Ketiga, terkait penugasan pemerintah pusat kepada BUMN di bidang Pengelolaan Sumber Daya Air (PSDA) . Poin ini terkait dengan Bab IV UU SDA tentang Tugas dan Wewenang khususnya pasal 19 ayat (5). Selanjutnya keempat, PP juga harus memuat mengenai penyerahan dan pengambilan tugas dan wewenang. Poin ini terkait dengan Bab IV UU SDA di pasal 20 ayat (3).
Kelima, PP harus memuat kriteria dan tata cara penetapan Wilayah Sungai (WS). Poin ini terkait dengan Bab V tentang Pengelolaan Sumber Daya Air (SDA) pasal 22 ayat (5). Keenam, menyangkut konservasi SDA yang merupakan pelaksanaan dari Bab V UU SDA pasal 27.
Ketujuh, PP harus memuat mengenai pendayagunaan SDA, terkait Bab V UU SDA pasal 34. Kemudian kedelapan yang harus dimuat dalam PP adalah pengendalian daya rusak air, pelaksanaan dari Bab V pasal 37.
Sembilan, mengenai penyusunan pola, rencana, program rencana kegiatan PSDA, terkait Bab V pasal 39 ayat (8).

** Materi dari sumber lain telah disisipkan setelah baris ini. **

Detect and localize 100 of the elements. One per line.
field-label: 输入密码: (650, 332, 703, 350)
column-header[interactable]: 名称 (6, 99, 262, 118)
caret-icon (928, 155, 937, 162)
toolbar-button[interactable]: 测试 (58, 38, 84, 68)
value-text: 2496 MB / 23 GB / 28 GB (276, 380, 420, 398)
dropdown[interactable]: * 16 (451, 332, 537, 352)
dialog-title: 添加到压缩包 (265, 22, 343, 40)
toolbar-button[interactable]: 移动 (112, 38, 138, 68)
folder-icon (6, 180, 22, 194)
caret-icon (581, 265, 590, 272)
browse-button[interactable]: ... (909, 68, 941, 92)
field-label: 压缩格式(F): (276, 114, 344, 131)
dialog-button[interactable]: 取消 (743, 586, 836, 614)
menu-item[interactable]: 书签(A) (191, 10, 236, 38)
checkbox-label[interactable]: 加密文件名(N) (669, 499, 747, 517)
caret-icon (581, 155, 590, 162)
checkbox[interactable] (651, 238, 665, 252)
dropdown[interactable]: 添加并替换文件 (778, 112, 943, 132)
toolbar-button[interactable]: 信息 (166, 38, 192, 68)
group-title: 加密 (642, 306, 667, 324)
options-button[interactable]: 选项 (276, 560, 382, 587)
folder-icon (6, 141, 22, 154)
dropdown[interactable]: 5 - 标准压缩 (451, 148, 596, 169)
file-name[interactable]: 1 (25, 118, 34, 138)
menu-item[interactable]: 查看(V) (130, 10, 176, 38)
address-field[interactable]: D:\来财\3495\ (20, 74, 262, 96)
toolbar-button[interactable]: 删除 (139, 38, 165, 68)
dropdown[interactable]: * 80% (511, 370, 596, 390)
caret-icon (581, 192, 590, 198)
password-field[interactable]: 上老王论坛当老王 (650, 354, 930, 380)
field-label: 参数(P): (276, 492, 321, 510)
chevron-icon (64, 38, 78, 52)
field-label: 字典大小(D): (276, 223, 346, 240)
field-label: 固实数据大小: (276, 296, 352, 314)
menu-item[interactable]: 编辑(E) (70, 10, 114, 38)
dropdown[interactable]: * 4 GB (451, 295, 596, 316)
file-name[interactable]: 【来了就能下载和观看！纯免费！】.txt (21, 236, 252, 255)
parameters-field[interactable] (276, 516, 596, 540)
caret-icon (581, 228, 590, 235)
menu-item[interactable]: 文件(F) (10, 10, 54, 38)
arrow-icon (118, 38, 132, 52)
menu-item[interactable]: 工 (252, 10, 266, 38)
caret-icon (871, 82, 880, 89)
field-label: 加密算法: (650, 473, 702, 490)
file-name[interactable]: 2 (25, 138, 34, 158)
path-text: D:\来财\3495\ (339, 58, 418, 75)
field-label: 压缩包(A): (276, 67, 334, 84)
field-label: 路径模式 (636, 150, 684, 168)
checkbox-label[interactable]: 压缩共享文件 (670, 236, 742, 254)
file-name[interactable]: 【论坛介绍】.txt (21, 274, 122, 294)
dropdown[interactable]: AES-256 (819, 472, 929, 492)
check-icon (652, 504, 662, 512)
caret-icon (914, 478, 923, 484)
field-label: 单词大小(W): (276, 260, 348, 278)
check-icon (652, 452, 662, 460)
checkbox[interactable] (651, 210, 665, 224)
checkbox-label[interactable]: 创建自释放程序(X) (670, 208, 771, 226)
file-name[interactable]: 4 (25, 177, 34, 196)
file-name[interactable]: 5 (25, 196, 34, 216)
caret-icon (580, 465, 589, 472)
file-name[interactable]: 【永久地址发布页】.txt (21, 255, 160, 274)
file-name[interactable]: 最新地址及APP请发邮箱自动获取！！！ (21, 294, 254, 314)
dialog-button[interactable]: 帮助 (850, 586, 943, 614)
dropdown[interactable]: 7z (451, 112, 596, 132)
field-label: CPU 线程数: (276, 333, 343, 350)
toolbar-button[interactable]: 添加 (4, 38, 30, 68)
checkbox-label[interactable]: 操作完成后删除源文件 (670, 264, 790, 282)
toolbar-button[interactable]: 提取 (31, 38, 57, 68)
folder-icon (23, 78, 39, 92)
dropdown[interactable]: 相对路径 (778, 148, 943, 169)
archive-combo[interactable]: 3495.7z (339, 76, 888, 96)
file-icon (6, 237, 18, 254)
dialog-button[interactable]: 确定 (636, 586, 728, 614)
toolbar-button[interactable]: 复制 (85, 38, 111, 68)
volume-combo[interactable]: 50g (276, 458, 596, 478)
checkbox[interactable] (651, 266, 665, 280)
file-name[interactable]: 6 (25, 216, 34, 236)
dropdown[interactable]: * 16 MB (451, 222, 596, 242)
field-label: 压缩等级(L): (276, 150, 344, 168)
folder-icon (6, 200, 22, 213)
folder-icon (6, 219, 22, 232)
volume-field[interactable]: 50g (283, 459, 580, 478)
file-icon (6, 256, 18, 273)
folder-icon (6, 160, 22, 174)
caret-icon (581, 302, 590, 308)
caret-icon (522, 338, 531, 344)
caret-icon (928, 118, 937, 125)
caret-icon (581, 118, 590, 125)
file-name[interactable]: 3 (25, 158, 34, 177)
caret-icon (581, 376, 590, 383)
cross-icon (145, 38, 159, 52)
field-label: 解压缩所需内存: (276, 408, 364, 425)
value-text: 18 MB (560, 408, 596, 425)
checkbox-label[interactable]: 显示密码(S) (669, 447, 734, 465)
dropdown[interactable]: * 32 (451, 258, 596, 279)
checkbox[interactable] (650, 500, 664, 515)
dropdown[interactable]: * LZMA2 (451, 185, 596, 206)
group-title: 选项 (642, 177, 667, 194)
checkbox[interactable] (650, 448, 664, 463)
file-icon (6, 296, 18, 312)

Poin ke-10 soal ijin kelompok masyarakat atas prakarsa sendiri untuk melaksanakan kegiatan konstruksi prasarana SDA dan pelaksanaan nononstruksi, terkait Bab V Pasal 40 ayat (6).
Poin 11, PP harus memuat soal pelaksanaan OP SDA. Poin ini terkait pasal 41 ayat (5) UU SDA. Poin 12 yaitu tentang pemantauan dan evaluasi PSDA. Poin ini terkait dengan Bab V pasal 43 ayat (5) UU SDA.
Selanjutnya poin 13 soal ijin penggunaan SDA untuk kebutuhan bukan usaha, kebutuhan usaha, BUMN, BUMD, BUMDes, Koperasi, Badan Usaha Swasta, dan perorangan. Poin ini terkait Bab VI soal perijinan khususnya pasal 53 UU SDA.
Poin 14 soal SISDA yang terkait Bab VII SISDA di pasal 54 ayat (7). Poin 15, PP harus memuat mengenai pengawasan PSDA. Poin ini terkait Bab IX soal Pendanaan yaitu di pasal 60.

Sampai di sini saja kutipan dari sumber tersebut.